Professor, Institute for Future Transport and Cities
Paul Herriotts is Professor of Transport Design at the National Transport Design Centre at Coventry University. He brings both academic and industrial experience to his post, having been the Design Ergonomics Technical Specialist at Jaguar Land Rover, based in their Gaydon design studio for many years until May 2019. His professional background is in Design Ergonomics / Human Factors with a focus on user-centered design and passenger experience. His PhD related to car design for older drivers. His recent work includes research into motion sickness and he holds associated patents.
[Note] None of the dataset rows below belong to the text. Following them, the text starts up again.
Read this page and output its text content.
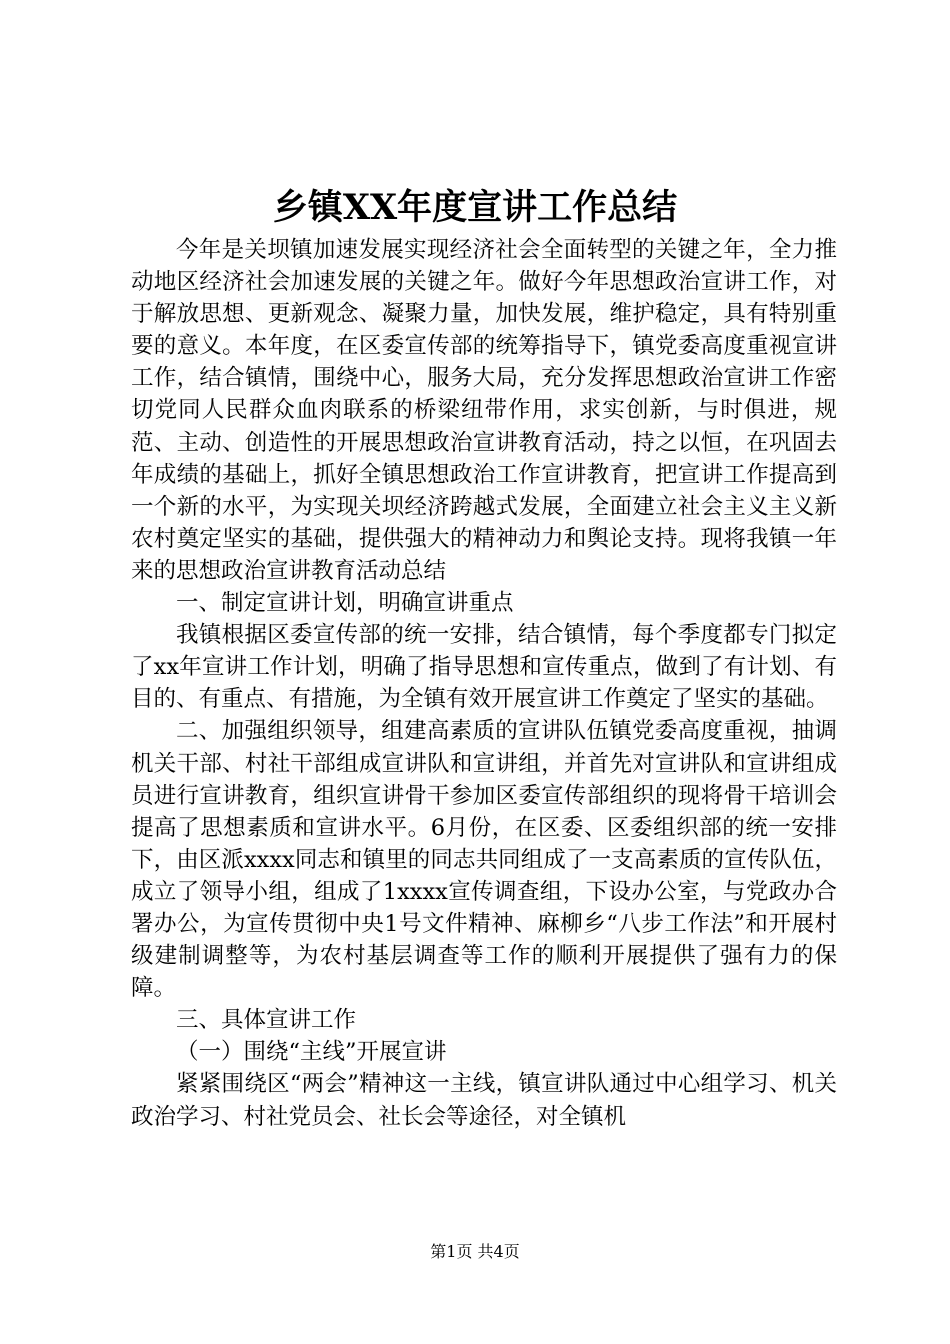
乡镇XX年度宣讲工作总结

今年是关坝镇加速发展实现经济社会全面转型的关键之年，全力推动地区经济社会加速发展的关键之年。做好今年思想政治宣讲工作，对于解放思想、更新观念、凝聚力量，加快发展，维护稳定，具有特别重要的意义。本年度，在区委宣传部的统筹指导下，镇党委高度重视宣讲工作，结合镇情，围绕中心，服务大局，充分发挥思想政治宣讲工作密切党同人民群众血肉联系的桥梁纽带作用，求实创新，与时俱进，规范、主动、创造性的开展思想政治宣讲教育活动，持之以恒，在巩固去年成绩的基础上，抓好全镇思想政治工作宣讲教育，把宣讲工作提高到一个新的水平，为实现关坝经济跨越式发展，全面建立社会主义主义新农村奠定坚实的基础，提供强大的精神动力和舆论支持。现将我镇一年来的思想政治宣讲教育活动总结

一、制定宣讲计划，明确宣讲重点

我镇根据区委宣传部的统一安排，结合镇情，每个季度都专门拟定了xx年宣讲工作计划，明确了指导思想和宣传重点，做到了有计划、有目的、有重点、有措施，为全镇有效开展宣讲工作奠定了坚实的基础。

二、加强组织领导，组建高素质的宣讲队伍镇党委高度重视，抽调机关干部、村社干部组成宣讲队和宣讲组，并首先对宣讲队和宣讲组成员进行宣讲教育，组织宣讲骨干参加区委宣传部组织的现将骨干培训会提高了思想素质和宣讲水平。6月份，在区委、区委组织部的统一安排下，由区派xxxx同志和镇里的同志共同组成了一支高素质的宣传队伍，成立了领导小组，组成了1xxxx宣传调查组，下设办公室，与党政办合署办公，为宣传贯彻中央1号文件精神、麻柳乡“八步工作法”和开展村级建制调整等，为农村基层调查等工作的顺利开展提供了强有力的保障。

三、具体宣讲工作

（一）围绕“主线”开展宣讲

紧紧围绕区“两会”精神这一主线，镇宣讲队通过中心组学习、机关政治学习、村社党员会、社长会等途径，对全镇机

第1页 共4页
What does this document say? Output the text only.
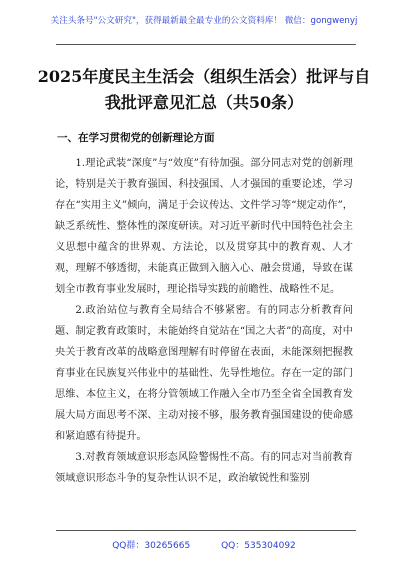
关注头条号"公文研究"，获得最新最全最专业的公文资料库！ 微信：gongwenyj
2025年度民主生活会（组织生活会）批评与自我批评意见汇总（共50条）
一、在学习贯彻党的创新理论方面

1.理论武装“深度”与“效度”有待加强。部分同志对党的创新理论，特别是关于教育强国、科技强国、人才强国的重要论述，学习存在“实用主义”倾向，满足于会议传达、文件学习等“规定动作”，缺乏系统性、整体性的深度研读。对习近平新时代中国特色社会主义思想中蕴含的世界观、方法论，以及贯穿其中的教育观、人才观，理解不够透彻，未能真正做到入脑入心、融会贯通，导致在谋划全市教育事业发展时，理论指导实践的前瞻性、战略性不足。

2.政治站位与教育全局结合不够紧密。有的同志分析教育问题、制定教育政策时，未能始终自觉站在“国之大者”的高度，对中央关于教育改革的战略意图理解有时停留在表面，未能深刻把握教育事业在民族复兴伟业中的基础性、先导性地位。存在一定的部门思维、本位主义，在将分管领域工作融入全市乃至全省全国教育发展大局方面思考不深、主动对接不够，服务教育强国建设的使命感和紧迫感有待提升。

3.对教育领域意识形态风险警惕性不高。有的同志对当前教育领域意识形态斗争的复杂性认识不足，政治敏锐性和鉴别

QQ群：30265665	QQ：535304092
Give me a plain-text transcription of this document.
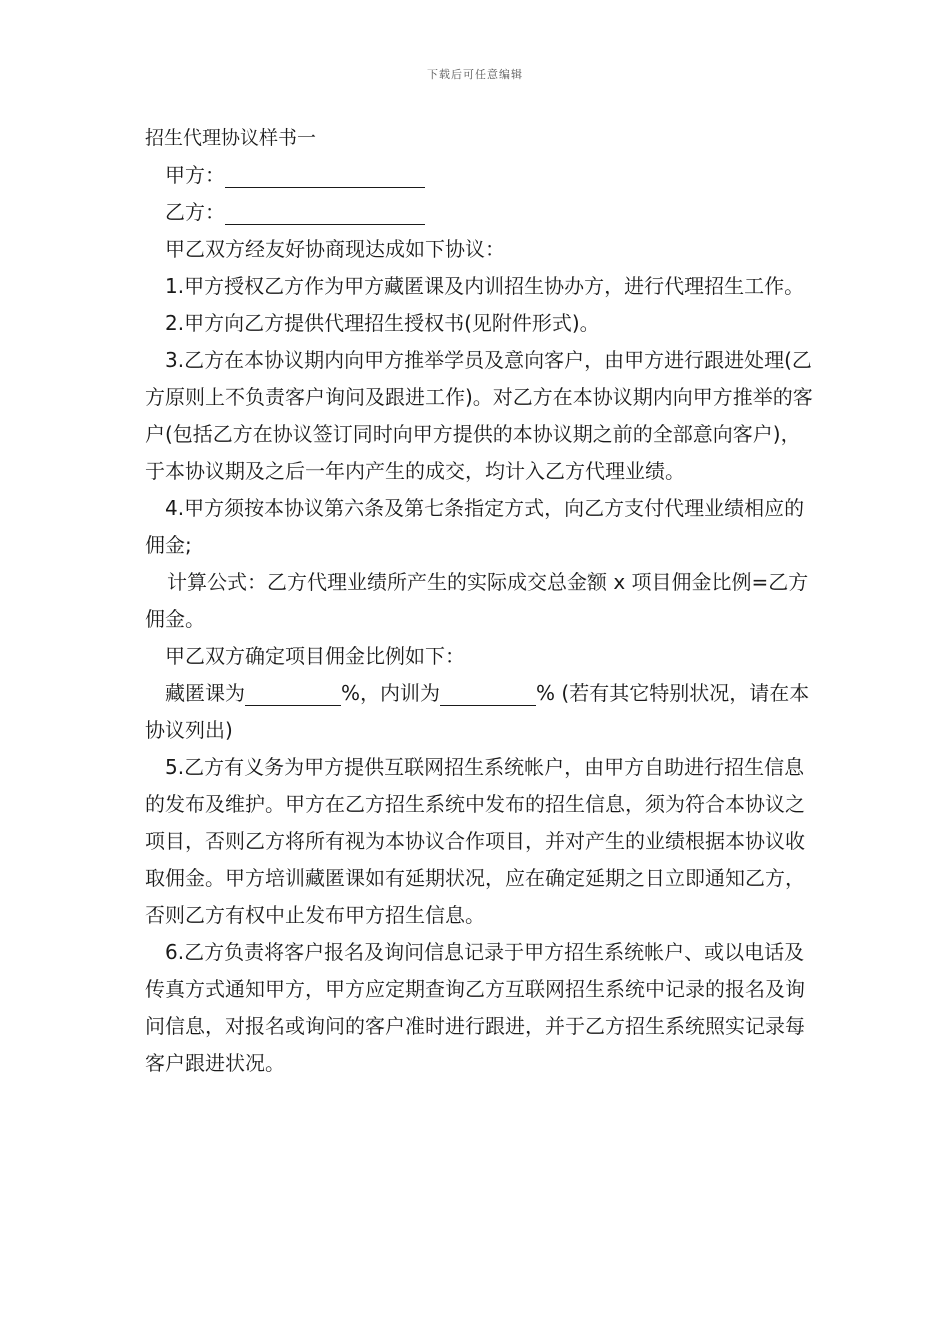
下载后可任意编辑

招生代理协议样书一

甲方：

乙方：

甲乙双方经友好协商现达成如下协议：

1.甲方授权乙方作为甲方藏匿课及内训招生协办方，进行代理招生工作。

2.甲方向乙方提供代理招生授权书(见附件形式)。

3.乙方在本协议期内向甲方推举学员及意向客户，由甲方进行跟进处理(乙方原则上不负责客户询问及跟进工作)。对乙方在本协议期内向甲方推举的客户(包括乙方在协议签订同时向甲方提供的本协议期之前的全部意向客户)，于本协议期及之后一年内产生的成交，均计入乙方代理业绩。

4.甲方须按本协议第六条及第七条指定方式，向乙方支付代理业绩相应的佣金;

计算公式：乙方代理业绩所产生的实际成交总金额 x 项目佣金比例=乙方佣金。

甲乙双方确定项目佣金比例如下：

藏匿课为	%，内训为	% (若有其它特别状况，请在本协议列出)

5.乙方有义务为甲方提供互联网招生系统帐户，由甲方自助进行招生信息的发布及维护。甲方在乙方招生系统中发布的招生信息，须为符合本协议之项目，否则乙方将所有视为本协议合作项目，并对产生的业绩根据本协议收取佣金。甲方培训藏匿课如有延期状况，应在确定延期之日立即通知乙方，否则乙方有权中止发布甲方招生信息。

6.乙方负责将客户报名及询问信息记录于甲方招生系统帐户、或以电话及传真方式通知甲方，甲方应定期查询乙方互联网招生系统中记录的报名及询问信息，对报名或询问的客户准时进行跟进，并于乙方招生系统照实记录每客户跟进状况。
In addition to his mainstream automotive work, Paul is a passionate advocate of inclusive design, with a focus on designing for older people and those with sight loss.
Jesper Christensen started his “mechanical engineering” activities as an engine fitter apprentice working on large marine propulsion systems; a three year degree. After completion he enrolled at University studying “Industrial Engineering”; and was awarded a BSc in 2007. Following this he completed his MSc in “Design of Mechanical Systems” in 2010. During his studies he undertook several industrial based projects focused on optimisation; e.g. the development of an antivibration mount to improve fatigue life for a 250kg sewage pump in collaboration with Grundfoss. Before completing his MSc he also undertook a four month placement at Jaguar Land Rover focusing on FE correlation of foam material models for automotive seating. Since joining Coventry University Jesper’s work has primarily focused on the development and implementation of optimisation algorithms for lightweighting applications, and has led to several invited presentations; for example to the German Association for Computational Mechanics, Dresden, 2012 and at the House of Commons at the ‘Set For Britain’ event in 2013. He was awarded his PhD on the topic of “Topology Optimisation of Structures Exposed to Large (non-linear) Deformations” in September 2015; which also lead to the publication of a book on the topic. Jesper is a Fellow of the ImechE and the Higher Education Academy, a STEM ambassador and a member of the EPSRC Peer Review College.